Additionally, as Ken references, we jointly decided with Traiana to discontinue the CLS Aggregation Service. In 2018 the financial impact is minimal, and we expect this to be the case going forward from a total profitability perspective, though individual lines in the income statement will be impacted

With respect to operating expenses, we have materially increased our investment in governance and control-related initiatives across the organization, reflecting our own heightened demand, coupled with changes in regulatory and industrywide requirements. While some of this cost increase is one-off in nature, a proportion will be recurring into future ears. Operating expenses in 2018 also include, for the first time, the running cost of CLSNet and some pre-launch costs for CLSNow.

We are also exposed to the impact of foreign exchange translation of USD expenses into GBP. We manage this risk activity and achieve rate certainty through a hedging program, but in 2018, compared to the prior year, we recorded an adverse foreign exchange impact adding to the overall year-on-year cost growth.  With respect to tax, our results this year, as noted in my half year report, include a provision release which is no longer required.

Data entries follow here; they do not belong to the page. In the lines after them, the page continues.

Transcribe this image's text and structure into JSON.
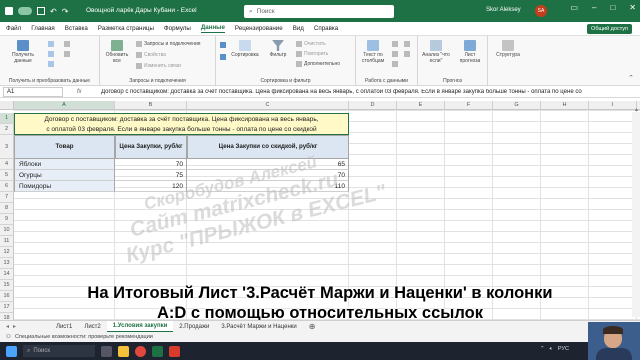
{
  "window": {
    "title": "Овощной ларёк Дары Кубани - Excel",
    "search_placeholder": "Поиск",
    "user_name": "Skor Aleksey",
    "user_initials": "SA",
    "share_label": "Общий доступ"
  },
  "menu_tabs": [
    "Файл",
    "Главная",
    "Вставка",
    "Разметка страницы",
    "Формулы",
    "Данные",
    "Рецензирование",
    "Вид",
    "Справка"
  ],
  "active_tab": "Данные",
  "ribbon": {
    "get_data": "Получить данные",
    "refresh_all": "Обновить все",
    "queries_connections": "Запросы и подключения",
    "properties": "Свойства",
    "edit_links": "Изменить связи",
    "sort": "Сортировка",
    "filter": "Фильтр",
    "clear": "Очистить",
    "reapply": "Повторить",
    "advanced": "Дополнительно",
    "text_to_columns": "Текст по столбцам",
    "whatif": "Анализ \"что если\"",
    "forecast_sheet": "Лист прогноза",
    "outline": "Структура",
    "group_get": "Получить и преобразовать данные",
    "group_queries": "Запросы и подключения",
    "group_sort": "Сортировка и фильтр",
    "group_data_tools": "Работа с данными",
    "group_forecast": "Прогноз"
  },
  "formula_bar": {
    "name_box": "A1",
    "fx": "fx",
    "content": "Договор с поставщиком: доставка за счёт поставщика. Цена фиксирована на весь январь, с оплатой 03 февраля. Если в январе закупка больше тонны - оплата по цене со"
  },
  "columns": [
    "A",
    "B",
    "C",
    "D",
    "E",
    "F",
    "G",
    "H",
    "I",
    "J",
    "K"
  ],
  "rows": [
    "1",
    "2",
    "3",
    "4",
    "5",
    "6",
    "7",
    "8",
    "9",
    "10",
    "11",
    "12",
    "13",
    "14",
    "15",
    "16",
    "17",
    "18",
    "19"
  ],
  "note": {
    "line1": "Договор с поставщиком: доставка за счёт поставщика. Цена фиксирована на весь январь,",
    "line2": "с оплатой 03 февраля. Если в январе закупка больше тонны - оплата по цене со скидкой"
  },
  "table": {
    "headers": [
      "Товар",
      "Цена Закупки, руб/кг",
      "Цена Закупки со скидкой, руб/кг"
    ],
    "rows": [
      {
        "item": "Яблоки",
        "price": "70",
        "discount": "65"
      },
      {
        "item": "Огурцы",
        "price": "75",
        "discount": "70"
      },
      {
        "item": "Помидоры",
        "price": "120",
        "discount": "110"
      }
    ]
  },
  "watermark": {
    "line1": "Скоробудов Алексей",
    "line2": "Сайт matrixcheck.ru",
    "line3": "Курс \"ПРЫЖОК в EXCEL\""
  },
  "caption": {
    "line1": "На Итоговый Лист '3.Расчёт Маржи и Наценки' в колонки",
    "line2": "A:D с помощью относительных ссылок"
  },
  "sheet_tabs": [
    "Лист1",
    "Лист2",
    "1.Условия закупки",
    "2.Продажи",
    "3.Расчёт Маржи и Наценки"
  ],
  "active_sheet": "1.Условия закупки",
  "status_text": "Специальные возможности: проверьте рекомендации",
  "taskbar": {
    "search": "Поиск",
    "lang": "РУС"
  },
  "colors": {
    "excel_green": "#1e7145",
    "header_fill": "#dce6f2",
    "note_fill": "#fff9c7"
  }
}
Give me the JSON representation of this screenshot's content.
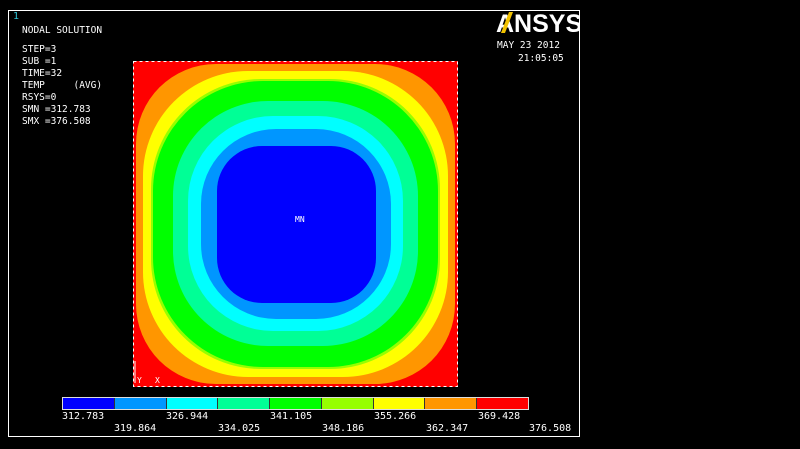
{
  "window": {
    "number": "1"
  },
  "info": {
    "title": "NODAL SOLUTION",
    "step": "STEP=3",
    "sub": "SUB =1",
    "time": "TIME=32",
    "temp": "TEMP     (AVG)",
    "rsys": "RSYS=0",
    "smn": "SMN =312.783",
    "smx": "SMX =376.508"
  },
  "logo": {
    "text": "ANSYS"
  },
  "datetime": {
    "date": "MAY 23 2012",
    "time": "21:05:05"
  },
  "plot": {
    "min_label": "MN",
    "axis_label": "X",
    "contour_colors": [
      "#0000ff",
      "#0096ff",
      "#00ffff",
      "#00ff96",
      "#00ff00",
      "#96ff00",
      "#ffff00",
      "#ff9600",
      "#ff0000"
    ]
  },
  "legend": {
    "colors": [
      "#0000ff",
      "#0096ff",
      "#00ffff",
      "#00ff96",
      "#00ff00",
      "#96ff00",
      "#ffff00",
      "#ff9600",
      "#ff0000"
    ],
    "values": [
      "312.783",
      "319.864",
      "326.944",
      "334.025",
      "341.105",
      "348.186",
      "355.266",
      "362.347",
      "369.428",
      "376.508"
    ]
  }
}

Turning to our balance sheet, our two largest assets are intangible assets, and Cash and Investments. The former largely represents the cumulative value of our investment in CLSSettlement service. We have already started to see the value of the legacy system supporting the CLSSettlement service reduce sharply through accelerated amortization charges, which will then be replaced by the new Unified Services Platform post Convergence.

Cash and Investments, represents our other major asset on the balance sheet. We continue to hold prudent levels of working capital and during 2018, after careful evaluation, we appointed a leading third party asset manager to manage a proportion of our funds, leveraging their market expertise, governed by tight risk limits and liquidity parameters.

In addition to Convergence, our use of capital in 2018 reflects further investment in our data and processing business lines as well as investment in Governance and Control activities. This is fully aligned with our strategic and business goals and as expected has led to near term reduction in the absolute level of capital we hold. This trend will continue through to 2020 until we complete our major multi-year investment program.

However, at all times we maintained, and will continue to maintain levels of capital in the form of Cash and Investments, well above minimum regulatory requirements, and above the additional prudent buffer capital we have opted to hold.

In closing, in 2018 we continued with the significant progress in delivering our long-term strategy. Though our reported financial results have been adversely impacted, we have anticipated this, planned for it and operate with the underpinning strength of our balance sheet, which enables us to maintain momentum in achieving our long term goals.